Q) Why do I sometimes see a plow with its blade up?
- Public Works strategically deploys resources to best meet the priorities of each snowfall. In order to make this deployment fully effective and successful, plows absolutely must stick to their assignment and not take time to plow in- between locations.
- Because they must travel in between route locations or back to their snow station, drivers must have their plow blades off the ground to stay on schedule. Trucks must travel at much slower speeds when plowing, so when a truck is plowing where it isn’t scheduled to work, it cannot meet the strategic goal to which it was assigned.
- In cases where accumulations on the street are just beginning, or where streets have already been plowed, snowplows may drive with their plow up while applying deicing material.
- Like any organized plan, snow plowing only works when everyone stays on track and on schedule.
Q) Why are there more potholes after the snow season?
- During the winter, potholes are created when moisture seeps into cracks in the surface of a road and freezes, causing it to expand. When the ice thaws that space is left empty, resulting in a hole in the pavement or a “pothole.”
- We encourage residents to call 3-1-1 to report any potholes.
Q) What should I do with my trash and recycling during snowy conditions?
- DO shovel a path to your recycling cart and trash barrel
- DO keep these containers off patches of ice for safety
- DO make sure recycling carts and trash barrels are clear of snow
- DO put your cart and trash barrel as far in the street as possible - not behind snow banks
- DO leave a 4’ space on either side of your barrel and recycling cart allowing easy access by our trucks automated arms.
- DON’T use cardboard boxes as a trash container. This is always a “Don’t” no matter what the weather conditions.
- DON’T pile snow beside dumpsters.
Q) How can I help?
- When you see a plow on the street, give the plow driver plenty of room to work.

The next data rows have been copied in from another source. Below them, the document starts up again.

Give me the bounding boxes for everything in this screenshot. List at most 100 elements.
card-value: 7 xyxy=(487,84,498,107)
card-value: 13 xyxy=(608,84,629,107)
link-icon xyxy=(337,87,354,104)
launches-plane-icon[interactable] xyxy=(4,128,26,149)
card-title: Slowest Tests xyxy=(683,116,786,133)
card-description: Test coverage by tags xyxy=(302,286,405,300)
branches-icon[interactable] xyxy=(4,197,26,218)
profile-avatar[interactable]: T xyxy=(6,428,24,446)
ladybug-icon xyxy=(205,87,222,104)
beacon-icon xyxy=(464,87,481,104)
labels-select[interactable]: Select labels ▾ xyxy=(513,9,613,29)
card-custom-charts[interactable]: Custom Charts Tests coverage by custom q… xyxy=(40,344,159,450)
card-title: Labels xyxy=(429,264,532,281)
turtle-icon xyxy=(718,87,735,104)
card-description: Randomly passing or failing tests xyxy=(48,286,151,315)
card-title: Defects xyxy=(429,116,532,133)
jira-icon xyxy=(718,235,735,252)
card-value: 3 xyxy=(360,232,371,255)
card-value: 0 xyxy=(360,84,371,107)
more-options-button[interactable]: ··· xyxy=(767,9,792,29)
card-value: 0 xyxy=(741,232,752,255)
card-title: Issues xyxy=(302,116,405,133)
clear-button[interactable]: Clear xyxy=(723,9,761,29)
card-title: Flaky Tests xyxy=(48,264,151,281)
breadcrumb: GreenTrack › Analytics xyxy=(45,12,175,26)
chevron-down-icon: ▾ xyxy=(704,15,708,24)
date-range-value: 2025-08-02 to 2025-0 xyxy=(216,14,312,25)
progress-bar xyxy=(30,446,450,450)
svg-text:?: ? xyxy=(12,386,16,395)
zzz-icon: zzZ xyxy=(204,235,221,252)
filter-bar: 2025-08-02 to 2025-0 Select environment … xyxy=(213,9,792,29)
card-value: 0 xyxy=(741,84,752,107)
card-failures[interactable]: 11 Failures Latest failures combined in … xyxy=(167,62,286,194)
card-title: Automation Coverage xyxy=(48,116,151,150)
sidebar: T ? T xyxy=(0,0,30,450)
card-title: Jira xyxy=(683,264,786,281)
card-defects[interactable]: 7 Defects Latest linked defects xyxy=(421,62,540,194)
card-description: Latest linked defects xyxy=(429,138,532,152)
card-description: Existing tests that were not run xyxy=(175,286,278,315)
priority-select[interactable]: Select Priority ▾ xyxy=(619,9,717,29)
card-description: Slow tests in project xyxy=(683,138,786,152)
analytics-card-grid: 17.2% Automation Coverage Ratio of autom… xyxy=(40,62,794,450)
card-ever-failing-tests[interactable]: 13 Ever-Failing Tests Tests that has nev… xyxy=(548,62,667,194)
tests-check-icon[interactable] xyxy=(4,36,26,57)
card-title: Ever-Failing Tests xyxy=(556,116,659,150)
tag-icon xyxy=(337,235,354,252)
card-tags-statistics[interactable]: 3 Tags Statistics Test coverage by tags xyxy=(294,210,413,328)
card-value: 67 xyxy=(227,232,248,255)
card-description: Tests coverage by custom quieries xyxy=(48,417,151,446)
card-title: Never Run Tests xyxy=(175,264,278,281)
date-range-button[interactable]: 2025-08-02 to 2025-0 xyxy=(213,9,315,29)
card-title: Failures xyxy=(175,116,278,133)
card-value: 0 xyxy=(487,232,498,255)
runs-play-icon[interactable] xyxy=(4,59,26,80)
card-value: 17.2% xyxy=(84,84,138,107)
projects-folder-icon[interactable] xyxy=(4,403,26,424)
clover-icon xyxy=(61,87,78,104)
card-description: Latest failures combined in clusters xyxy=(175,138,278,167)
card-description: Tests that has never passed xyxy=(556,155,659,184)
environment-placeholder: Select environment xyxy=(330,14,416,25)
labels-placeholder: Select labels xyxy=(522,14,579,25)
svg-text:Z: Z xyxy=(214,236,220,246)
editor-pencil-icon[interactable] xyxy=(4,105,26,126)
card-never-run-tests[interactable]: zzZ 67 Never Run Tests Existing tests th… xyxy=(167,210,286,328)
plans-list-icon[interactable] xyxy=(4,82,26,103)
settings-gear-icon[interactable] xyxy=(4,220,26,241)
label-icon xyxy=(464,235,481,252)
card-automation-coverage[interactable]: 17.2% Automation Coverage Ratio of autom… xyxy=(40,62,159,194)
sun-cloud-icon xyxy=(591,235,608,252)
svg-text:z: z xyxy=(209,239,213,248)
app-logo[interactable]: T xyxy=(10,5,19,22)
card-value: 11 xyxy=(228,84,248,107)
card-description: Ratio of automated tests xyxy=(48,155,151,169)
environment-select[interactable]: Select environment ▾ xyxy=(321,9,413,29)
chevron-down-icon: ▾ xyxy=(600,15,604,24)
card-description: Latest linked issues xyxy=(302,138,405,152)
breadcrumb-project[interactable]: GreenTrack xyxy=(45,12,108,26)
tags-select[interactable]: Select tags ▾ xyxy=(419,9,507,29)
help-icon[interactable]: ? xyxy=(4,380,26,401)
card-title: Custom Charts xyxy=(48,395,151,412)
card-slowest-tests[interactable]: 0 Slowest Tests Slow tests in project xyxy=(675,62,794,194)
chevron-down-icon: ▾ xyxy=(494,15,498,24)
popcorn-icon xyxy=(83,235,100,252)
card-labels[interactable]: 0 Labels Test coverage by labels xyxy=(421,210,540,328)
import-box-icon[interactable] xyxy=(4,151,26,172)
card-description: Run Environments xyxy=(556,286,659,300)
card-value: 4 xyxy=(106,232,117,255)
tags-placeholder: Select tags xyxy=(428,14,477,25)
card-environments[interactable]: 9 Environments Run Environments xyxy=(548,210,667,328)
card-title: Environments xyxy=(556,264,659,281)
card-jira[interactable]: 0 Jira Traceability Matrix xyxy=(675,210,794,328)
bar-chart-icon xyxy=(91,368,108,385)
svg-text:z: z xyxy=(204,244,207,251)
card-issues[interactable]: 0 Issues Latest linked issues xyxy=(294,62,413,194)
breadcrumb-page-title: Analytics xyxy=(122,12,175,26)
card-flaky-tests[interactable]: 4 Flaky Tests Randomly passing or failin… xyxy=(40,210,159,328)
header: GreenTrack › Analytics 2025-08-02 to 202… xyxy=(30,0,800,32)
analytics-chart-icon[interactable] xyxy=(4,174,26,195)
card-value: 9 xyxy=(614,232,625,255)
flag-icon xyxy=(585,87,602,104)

- When shoveling your vehicle out of an on-street parking spot, shovel the snow into your yard rather than into the street. When the street is plowed, it is likely that the snow in the street will be pushed onto your vehicle.
- If you are unable to shovel the snow into your yard, attempt to shovel it as close to the curb as possible.
- Shovel snow into small piles instead of large piles. This allows the sun to melt the piles quicker and prevents them from turning into dangerous ice banks.